Slightly more rigid, but yeah, that just feels like plastic to me.

Yeah, I mean, when you look at it at the surface, you're like, this is nothing special.

But when you use it in the way that we've shown it to be used, like, for example, running it over with a car, it works.

It produces electricity.

Okay, well, before we get into why you might want to run over it with a car...

You have a new method of making piezoelectric nylon, which involves electrical fields and vibrations.

And together that creates these mini molecular batteries you mentioned before and arranges them stacked neatly so that when you bend it, it can generate electricity.

Yeah.

Okay, so tell me, why have you been driving cars over this nylon material?

There's two ways we can look at using this, and that's either to harvest energy or for sensing.

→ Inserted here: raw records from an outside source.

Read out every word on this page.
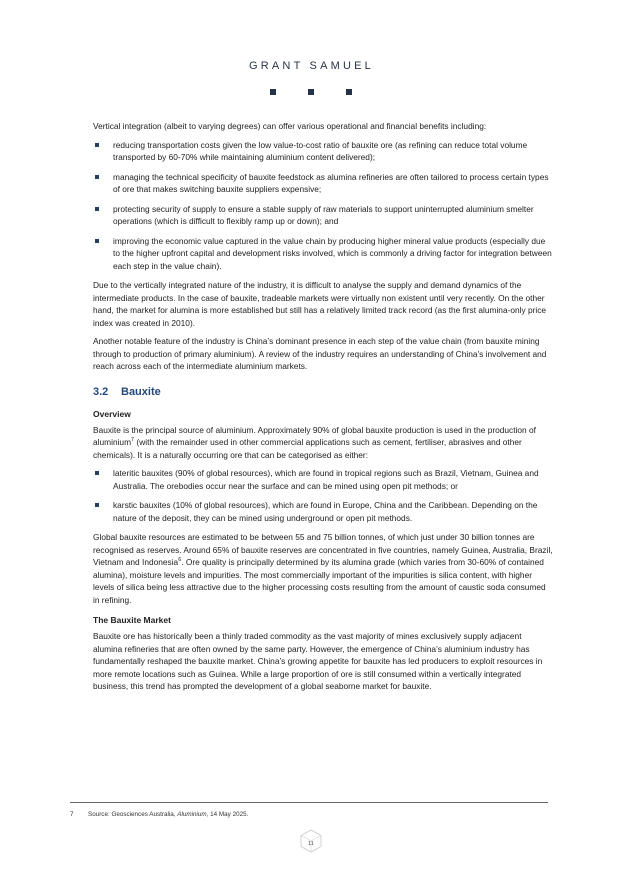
GRANT SAMUEL

Vertical integration (albeit to varying degrees) can offer various operational and financial benefits including:

reducing transportation costs given the low value-to-cost ratio of bauxite ore (as refining can reduce total volume transported by 60-70% while maintaining aluminium content delivered);
managing the technical specificity of bauxite feedstock as alumina refineries are often tailored to process certain types of ore that makes switching bauxite suppliers expensive;
protecting security of supply to ensure a stable supply of raw materials to support uninterrupted aluminium smelter operations (which is difficult to flexibly ramp up or down); and
improving the economic value captured in the value chain by producing higher mineral value products (especially due to the higher upfront capital and development risks involved, which is commonly a driving factor for integration between each step in the value chain).

Due to the vertically integrated nature of the industry, it is difficult to analyse the supply and demand dynamics of the intermediate products. In the case of bauxite, tradeable markets were virtually non existent until very recently. On the other hand, the market for alumina is more established but still has a relatively limited track record (as the first alumina-only price index was created in 2010).

Another notable feature of the industry is China’s dominant presence in each step of the value chain (from bauxite mining through to production of primary aluminium). A review of the industry requires an understanding of China’s involvement and reach across each of the intermediate aluminium markets.

3.2 Bauxite
Overview

Bauxite is the principal source of aluminium. Approximately 90% of global bauxite production is used in the production of aluminium$^7$ (with the remainder used in other commercial applications such as cement, fertiliser, abrasives and other chemicals). It is a naturally occurring ore that can be categorised as either:

lateritic bauxites (90% of global resources), which are found in tropical regions such as Brazil, Vietnam, Guinea and Australia. The orebodies occur near the surface and can be mined using open pit methods; or
karstic bauxites (10% of global resources), which are found in Europe, China and the Caribbean. Depending on the nature of the deposit, they can be mined using underground or open pit methods.

Global bauxite resources are estimated to be between 55 and 75 billion tonnes, of which just under 30 billion tonnes are recognised as reserves. Around 65% of bauxite reserves are concentrated in five countries, namely Guinea, Australia, Brazil, Vietnam and Indonesia$^6$. Ore quality is principally determined by its alumina grade (which varies from 30-60% of contained alumina), moisture levels and impurities. The most commercially important of the impurities is silica content, with higher levels of silica being less attractive due to the higher processing costs resulting from the amount of caustic soda consumed in refining.

The Bauxite Market

Bauxite ore has historically been a thinly traded commodity as the vast majority of mines exclusively supply adjacent alumina refineries that are often owned by the same party. However, the emergence of China’s aluminium industry has fundamentally reshaped the bauxite market. China’s growing appetite for bauxite has led producers to exploit resources in more remote locations such as Guinea. While a large proportion of ore is still consumed within a vertically integrated business, this trend has prompted the development of a global seaborne market for bauxite.

7 Source: Geosciences Australia, Aluminium, 14 May 2025.
11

For example, like embedded in our roads.

So imagine if you have in the future cities, you have these next generation devices embedded in the road, and it could tell you traffic conditions, it can tell you the weight of a car, it can tell you how many cars are passing over, and it's all in a self-powered way.

So there's no need for external batteries.

It'll give you direct information continuously and for a long period of time.

So smart infrastructure is one way, and we're keen to look into that and develop that further.

And then the second way is to enhance its piezoelectric performance.

So to maximise beyond just sensing how much energy it can actually produce.

So imagine ideally you have it embedded in roads, but it's also charging the streetlights.

It's also powering other things alongside the road.

The possibility is endless, but you need to further enhance its piezoelectric abilities to get that kind of performance.